Finally, we can generate a set of association rules by compute the support and confidence for each antecedent-consequent pair, i.e.

\begin{align}
\def \tcount{\text{count}}
\def \support{\text{support}}
\def \confidence{\text{confidence}}
\support(X \Rightarrow Y) = \frac{\tcount(X \cup Y)}{n},\\
\\
\confidence(X \Rightarrow Y) = \frac{\tcount(X \cup Y)}{\tcount(X)}.
\end{align}

Using the `counts_x` and `counts_xy` dictionaries above, this is quite simple to do:

In [None]:
n = transactions.count() # Compute the total number of transations

rules = []
for x in counts_xy:
    count_x = counts_x[x]

    for y in counts_xy[x]:
        count_xy = counts_xy[x][y]

        support = 1.0 * count_xy / n
        confidence = 1.0 * count_xy / count_x

        rules.append({'antecedent': x,
                      'consequent': y,
                      'support': support,
                      'confidence': confidence})

We can use `pandas` to more easily explore the results:

In [None]:
df = pd.DataFrame(rules, columns=['antecedent', 'consequent', 'support', 'confidence'])
df.sort_values(['support', 'confidence'], ascending=False, inplace=True)
df.head(10)

As can be seen, many of rules with the highest level of support and confidence relate to whole milk.
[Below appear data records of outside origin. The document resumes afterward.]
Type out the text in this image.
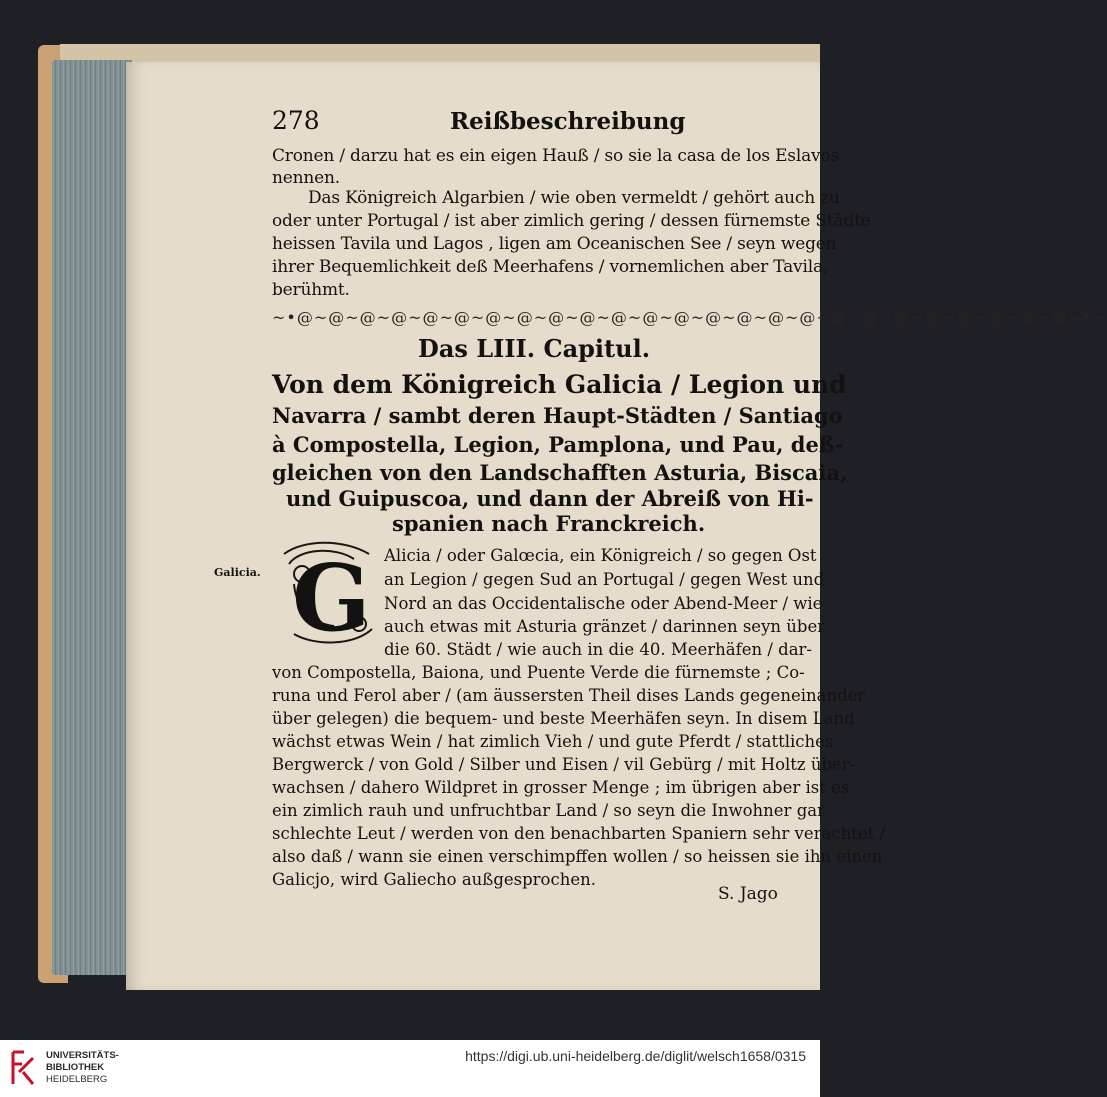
278	Reißbeschreibung
Cronen / darzu hat es ein eigen Hauß / so sie la casa de los Eslavos
nennen.
Das Königreich Algarbien / wie oben vermeldt / gehört auch zu
oder unter Portugal / ist aber zimlich gering / dessen fürnemste Städte
heissen Tavila und Lagos , ligen am Oceanischen See / seyn wegen
ihrer Bequemlichkeit deß Meerhafens / vornemlichen aber Tavila,
berühmt.
~•@~@~@~@~@~@~@~@~@~@~@~@~@~@~@~@~@~@~@~@~@~@~@~@~@~•~
Das LIII. Capitul.
Von dem Königreich Galicia / Legion und
Navarra / sambt deren Haupt-Städten / Santiago
à Compostella, Legion, Pamplona, und Pau, deß-
gleichen von den Landschafften Asturia, Biscaia,
und Guipuscoa, und dann der Abreiß von Hi-
spanien nach Franckreich.
Galicia. G Alicia / oder Galœcia, ein Königreich / so gegen Ost
an Legion / gegen Sud an Portugal / gegen West und
Nord an das Occidentalische oder Abend-Meer / wie
auch etwas mit Asturia gränzet / darinnen seyn über
die 60. Städt / wie auch in die 40. Meerhäfen / dar-
von Compostella, Baiona, und Puente Verde die fürnemste ; Co-
runa und Ferol aber / (am äussersten Theil dises Lands gegeneinander
über gelegen) die bequem- und beste Meerhäfen seyn. In disem Land
wächst etwas Wein / hat zimlich Vieh / und gute Pferdt / stattliches
Bergwerck / von Gold / Silber und Eisen / vil Gebürg / mit Holtz über-
wachsen / dahero Wildpret in grosser Menge ; im übrigen aber ist es
ein zimlich rauh und unfruchtbar Land / so seyn die Inwohner gar
schlechte Leut / werden von den benachbarten Spaniern sehr verachtet /
also daß / wann sie einen verschimpffen wollen / so heissen sie ihn einen
Galicjo, wird Galiecho außgesprochen.
S. Jago
UNIVERSITÄTS-
BIBLIOTHEK
HEIDELBERG
https://digi.ub.uni-heidelberg.de/diglit/welsch1658/0315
This is partly because of the distribution of different kinds of items in the transaction history, i.e. relatively few occur very commonly while most occur very irregularly:

In [None]:
item_counts = transactions.flatMap(lambda item: item). \
                           map(lambda item: (item, 1)). \
                           reduceByKey(lambda x, y: x + y). \
                           collectAsMap()
item_counts = pd.Series(item_counts)

item_counts.hist(bins=20);

We could attempt to merge some of the more rarely occuring items (e.g. `'baby food'`) with other rarely occuring but related items (e.g. `'baby cosmetics'`) to force the algorithm to generate more meaningful rules (i.e. use feature transformation).

In [None]:
item_counts.sort_values(ascending=True).head(10)